Prof. Dr Myriam Wijlens, University of Erfurt (Germany), who moderated the webinar, invited Rev. Dr Morag Logan, Melbourne (Australia), to explain how the topics were selected. Logan said: “We wanted to look into historical examples that help us to study the ways in which the sources for moral discernment in the churches and the respective procedures play a role in arriving at different conclusions. We wanted to understand how change and continuity relate.”
Dr Antigone Samellas presented how over time Roman Catholics, Orthodox and Reformed understanding of usury changed so that they actually came to hold similar positions, but at the same time, their reasoning differed substantially.
That change is not always a change for the better came to fore in the study on apartheid. Prof. Dr Dirk J. Smit, Stellenbosch University (South Africa) and Princeton Theological Seminary (USA), outlined how apartheid was introduced and legitimized theologically. At a later stage, again on theological grounds, a serious reconsideration took place and contributed to the end of apartheid.

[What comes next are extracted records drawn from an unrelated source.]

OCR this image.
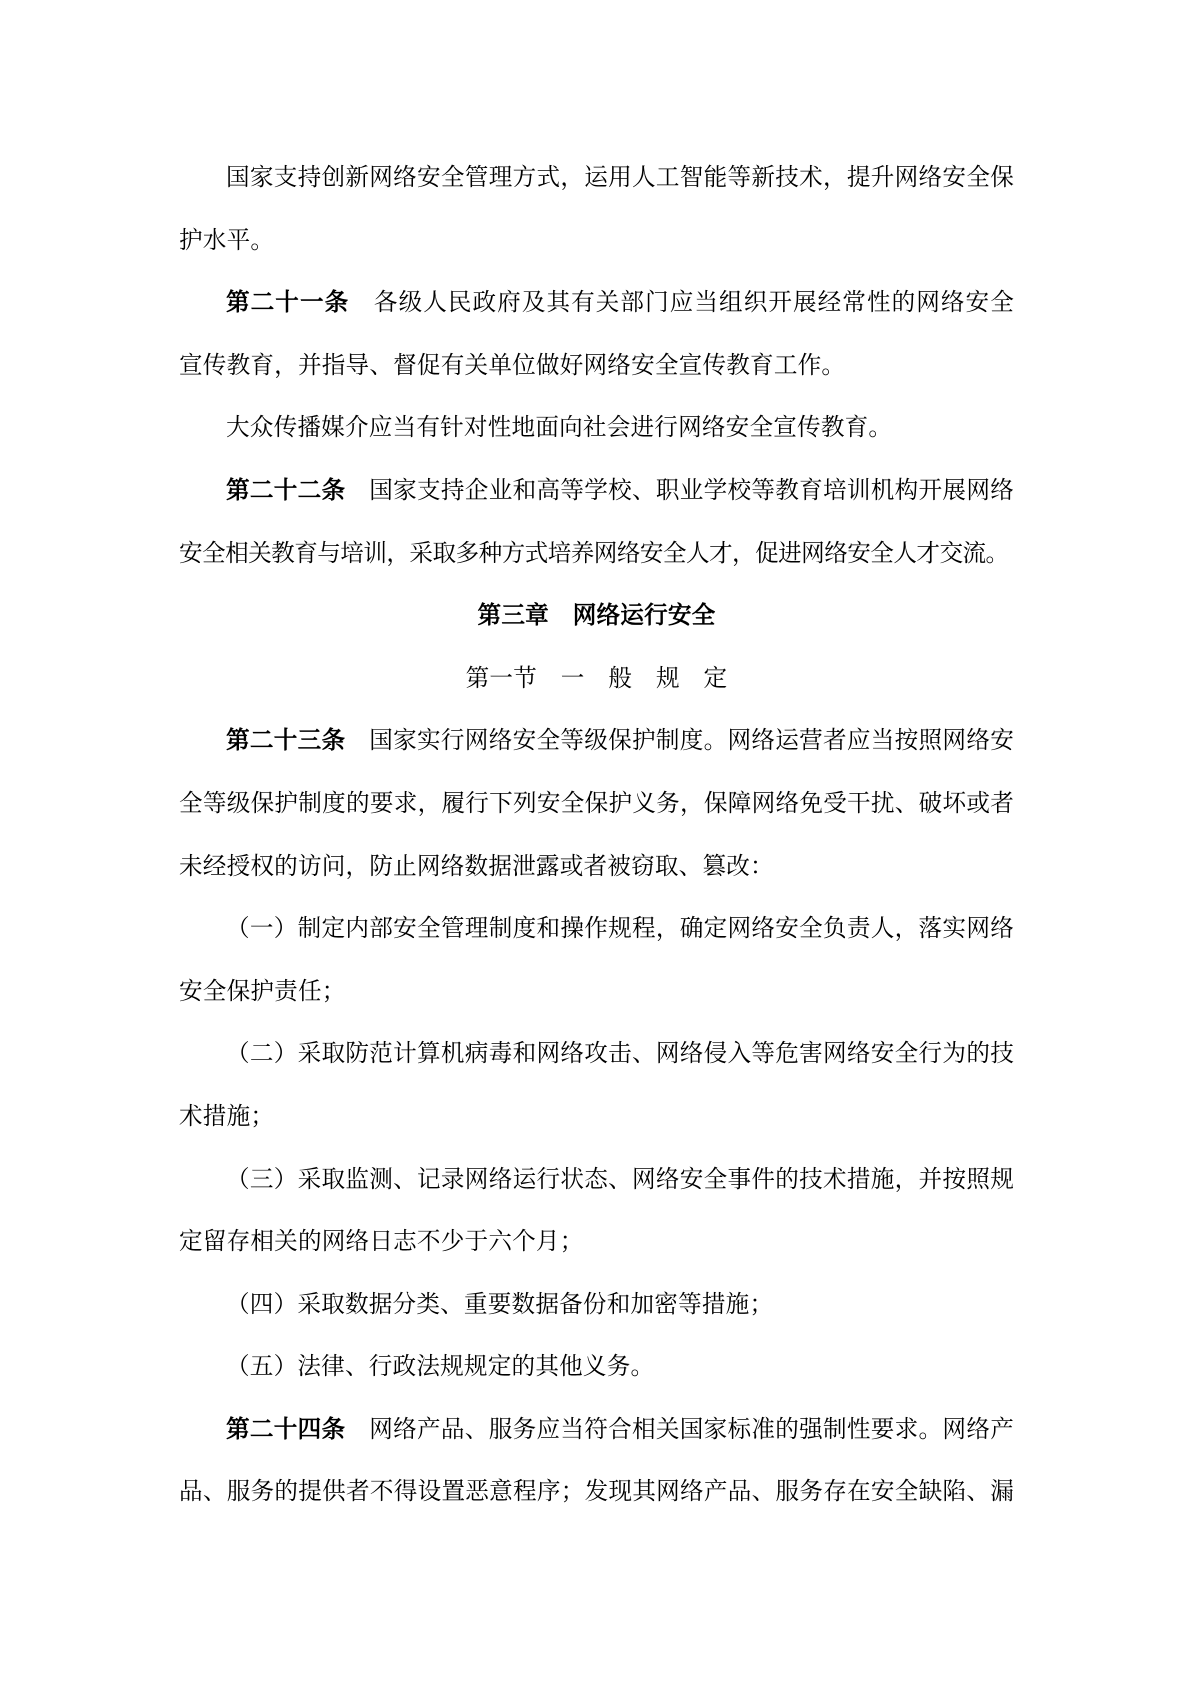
国家支持创新网络安全管理方式，运用人工智能等新技术，提升网络安全保
护水平。
第二十一条　各级人民政府及其有关部门应当组织开展经常性的网络安全
宣传教育，并指导、督促有关单位做好网络安全宣传教育工作。
大众传播媒介应当有针对性地面向社会进行网络安全宣传教育。
第二十二条　国家支持企业和高等学校、职业学校等教育培训机构开展网络
安全相关教育与培训，采取多种方式培养网络安全人才，促进网络安全人才交流。
第三章　网络运行安全
第一节　一　般　规　定
第二十三条　国家实行网络安全等级保护制度。网络运营者应当按照网络安
全等级保护制度的要求，履行下列安全保护义务，保障网络免受干扰、破坏或者
未经授权的访问，防止网络数据泄露或者被窃取、篡改：
（一）制定内部安全管理制度和操作规程，确定网络安全负责人，落实网络
安全保护责任；
（二）采取防范计算机病毒和网络攻击、网络侵入等危害网络安全行为的技
术措施；
（三）采取监测、记录网络运行状态、网络安全事件的技术措施，并按照规
定留存相关的网络日志不少于六个月；
（四）采取数据分类、重要数据备份和加密等措施；
（五）法律、行政法规规定的其他义务。
第二十四条　网络产品、服务应当符合相关国家标准的强制性要求。网络产
品、服务的提供者不得设置恶意程序；发现其网络产品、服务存在安全缺陷、漏
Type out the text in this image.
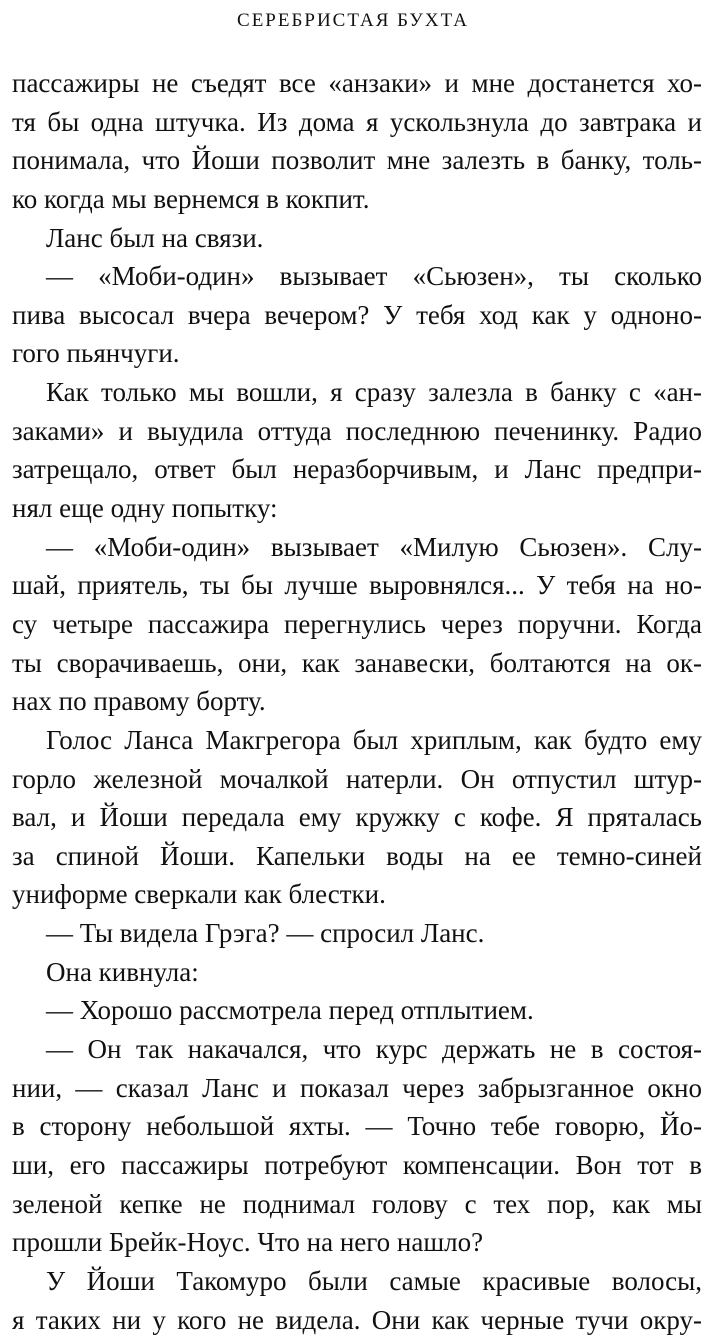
СЕРЕБРИСТАЯ БУХТА
пассажиры не съедят все «анзаки» и мне достанется хо-
тя бы одна штучка. Из дома я ускользнула до завтрака и
понимала, что Йоши позволит мне залезть в банку, толь-
ко когда мы вернемся в кокпит.
Ланс был на связи.
— «Моби-один» вызывает «Сьюзен», ты сколько
пива высосал вчера вечером? У тебя ход как у одноно-
гого пьянчуги.
Как только мы вошли, я сразу залезла в банку с «ан-
заками» и выудила оттуда последнюю печенинку. Радио
затрещало, ответ был неразборчивым, и Ланс предпри-
нял еще одну попытку:
— «Моби-один» вызывает «Милую Сьюзен». Слу-
шай, приятель, ты бы лучше выровнялся... У тебя на но-
су четыре пассажира перегнулись через поручни. Когда
ты сворачиваешь, они, как занавески, болтаются на ок-
нах по правому борту.
Голос Ланса Макгрегора был хриплым, как будто ему
горло железной мочалкой натерли. Он отпустил штур-
вал, и Йоши передала ему кружку с кофе. Я пряталась
за спиной Йоши. Капельки воды на ее темно-синей
униформе сверкали как блестки.
— Ты видела Грэга? — спросил Ланс.
Она кивнула:
— Хорошо рассмотрела перед отплытием.
— Он так накачался, что курс держать не в состоя-
нии, — сказал Ланс и показал через забрызганное окно
в сторону небольшой яхты. — Точно тебе говорю, Йо-
ши, его пассажиры потребуют компенсации. Вон тот в
зеленой кепке не поднимал голову с тех пор, как мы
прошли Брейк-Ноус. Что на него нашло?
У Йоши Такомуро были самые красивые волосы,
я таких ни у кого не видела. Они как черные тучи окру-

Rev. Dr Hermen Shastri, general secretary, Council of Churches of Malaysia, described how context plays a decisive role in the change with regard to interfaith marriages in the Methodist Church of Malaysia. “From early on these marriages were encouraged because they might present missionary opportunities, whereas later they were forbidden to protect the community.”
While reflecting on change and continuity, Prof. Dr Bernd Oberdorfer, University of Augsburg (Germany), underlined: “‘Change’ rather implies that a church, confronted by a specific challenge, asks anew what the will of God is, reflects anew its doctrinal traditions in the light of the Holy Scripture. Thus, ‘change’ is rooted in a fundamental continuity.”